Цветок на камне
Главреж в жестяный рупор просипел:
"Я крайне не доволен, Бурдученко! —
а после, к ней пробравшись, — Буду честен,
в картинах не использую дублёров.
Держи свои протесты при себе.
Влетим в прокат — появится дублёнка,
решим проблемы с садом и с квартирой.
Прогоним режиссёрские семь бед,
а там считай — хоть гадом, хоть скотиной".
Статисты выливали на барак
запасы режиссёрского бензина,
и сразу поджигали. Все бесились,
мол, сняли пару дублей, ведь опасно!
Ершистый постановщик напирал:
"Бюжет не для того нам выдавался,
чтоб сняли абы как. Полейте, парни!
С такой халтурой, братцы, нам в ли — в рай?

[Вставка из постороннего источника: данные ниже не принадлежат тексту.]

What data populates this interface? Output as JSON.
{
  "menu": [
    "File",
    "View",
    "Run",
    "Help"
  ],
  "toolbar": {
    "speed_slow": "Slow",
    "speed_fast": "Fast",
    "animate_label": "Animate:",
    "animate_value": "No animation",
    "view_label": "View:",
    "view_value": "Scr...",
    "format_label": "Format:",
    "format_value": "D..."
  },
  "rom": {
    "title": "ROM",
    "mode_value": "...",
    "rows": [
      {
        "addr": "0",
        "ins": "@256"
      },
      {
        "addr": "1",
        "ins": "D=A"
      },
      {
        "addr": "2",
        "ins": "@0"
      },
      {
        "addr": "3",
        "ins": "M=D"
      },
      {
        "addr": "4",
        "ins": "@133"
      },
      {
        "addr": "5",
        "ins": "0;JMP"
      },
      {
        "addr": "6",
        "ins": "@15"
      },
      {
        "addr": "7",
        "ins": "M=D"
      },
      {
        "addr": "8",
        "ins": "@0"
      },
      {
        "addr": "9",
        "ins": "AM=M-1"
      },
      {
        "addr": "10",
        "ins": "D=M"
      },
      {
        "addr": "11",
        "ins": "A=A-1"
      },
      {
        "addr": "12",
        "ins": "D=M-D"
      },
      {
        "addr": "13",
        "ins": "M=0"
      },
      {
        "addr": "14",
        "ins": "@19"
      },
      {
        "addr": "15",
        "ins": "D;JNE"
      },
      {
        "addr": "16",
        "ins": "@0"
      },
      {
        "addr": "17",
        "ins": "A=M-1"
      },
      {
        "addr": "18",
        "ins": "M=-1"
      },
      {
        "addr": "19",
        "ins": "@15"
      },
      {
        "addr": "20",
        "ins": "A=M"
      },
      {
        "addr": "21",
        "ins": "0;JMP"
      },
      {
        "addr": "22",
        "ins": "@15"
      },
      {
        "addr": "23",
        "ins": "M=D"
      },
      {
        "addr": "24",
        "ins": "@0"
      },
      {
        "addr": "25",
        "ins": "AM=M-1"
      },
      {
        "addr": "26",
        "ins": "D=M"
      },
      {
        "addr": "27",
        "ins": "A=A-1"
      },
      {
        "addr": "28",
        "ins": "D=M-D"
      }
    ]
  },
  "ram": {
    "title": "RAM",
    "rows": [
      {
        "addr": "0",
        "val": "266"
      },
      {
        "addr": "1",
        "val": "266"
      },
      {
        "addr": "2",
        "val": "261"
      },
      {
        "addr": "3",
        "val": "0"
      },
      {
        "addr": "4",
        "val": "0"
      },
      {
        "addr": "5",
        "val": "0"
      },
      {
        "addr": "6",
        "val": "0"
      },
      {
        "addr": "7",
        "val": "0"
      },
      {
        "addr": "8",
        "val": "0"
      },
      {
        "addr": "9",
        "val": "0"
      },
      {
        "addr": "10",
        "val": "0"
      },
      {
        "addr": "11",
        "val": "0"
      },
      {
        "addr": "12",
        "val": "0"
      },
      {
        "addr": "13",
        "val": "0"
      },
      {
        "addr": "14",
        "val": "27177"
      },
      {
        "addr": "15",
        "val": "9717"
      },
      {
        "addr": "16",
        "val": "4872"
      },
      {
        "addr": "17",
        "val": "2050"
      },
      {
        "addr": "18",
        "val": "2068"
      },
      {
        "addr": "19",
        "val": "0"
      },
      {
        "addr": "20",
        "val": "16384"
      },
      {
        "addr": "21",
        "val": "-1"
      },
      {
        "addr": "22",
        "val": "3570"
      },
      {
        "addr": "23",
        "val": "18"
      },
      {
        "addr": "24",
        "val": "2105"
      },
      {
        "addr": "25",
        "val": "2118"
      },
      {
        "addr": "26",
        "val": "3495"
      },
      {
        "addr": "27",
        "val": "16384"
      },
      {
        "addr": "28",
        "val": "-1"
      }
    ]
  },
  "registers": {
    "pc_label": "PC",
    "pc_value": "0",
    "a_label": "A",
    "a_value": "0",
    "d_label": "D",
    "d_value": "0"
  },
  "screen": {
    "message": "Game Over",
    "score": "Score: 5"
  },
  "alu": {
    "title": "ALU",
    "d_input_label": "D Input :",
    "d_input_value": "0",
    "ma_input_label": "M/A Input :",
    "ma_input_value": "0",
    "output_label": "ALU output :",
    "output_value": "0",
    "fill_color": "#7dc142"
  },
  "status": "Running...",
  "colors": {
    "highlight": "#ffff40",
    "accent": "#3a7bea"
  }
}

Оплошности — удел политиканов".
За знаменем её гнала в огонь
профессия, с которой не поспоришь.
Поход туда — хорошее подспорье
для будущих ролей и пущей славы.
Нахваливать сценических врагов —
раскормленных, подпитых, пучеглазых —
иметь две равноценные натуры.
Она толкала творческий вагон,
твердя "легко" на общее "нам трудно".
Схватила знамя, выйти не смогла,
обрушилась пылающая балка.
Главреж хотел воспользоваться блатом,
замять произошедшее. Не дали.
Родными овладела немота.
Пускали только мужа и Наталью —
подругу и коллегу-одногодку:
"Скажи хоть слово, Инночка!" И та
спросила умирая: "Он доволен?"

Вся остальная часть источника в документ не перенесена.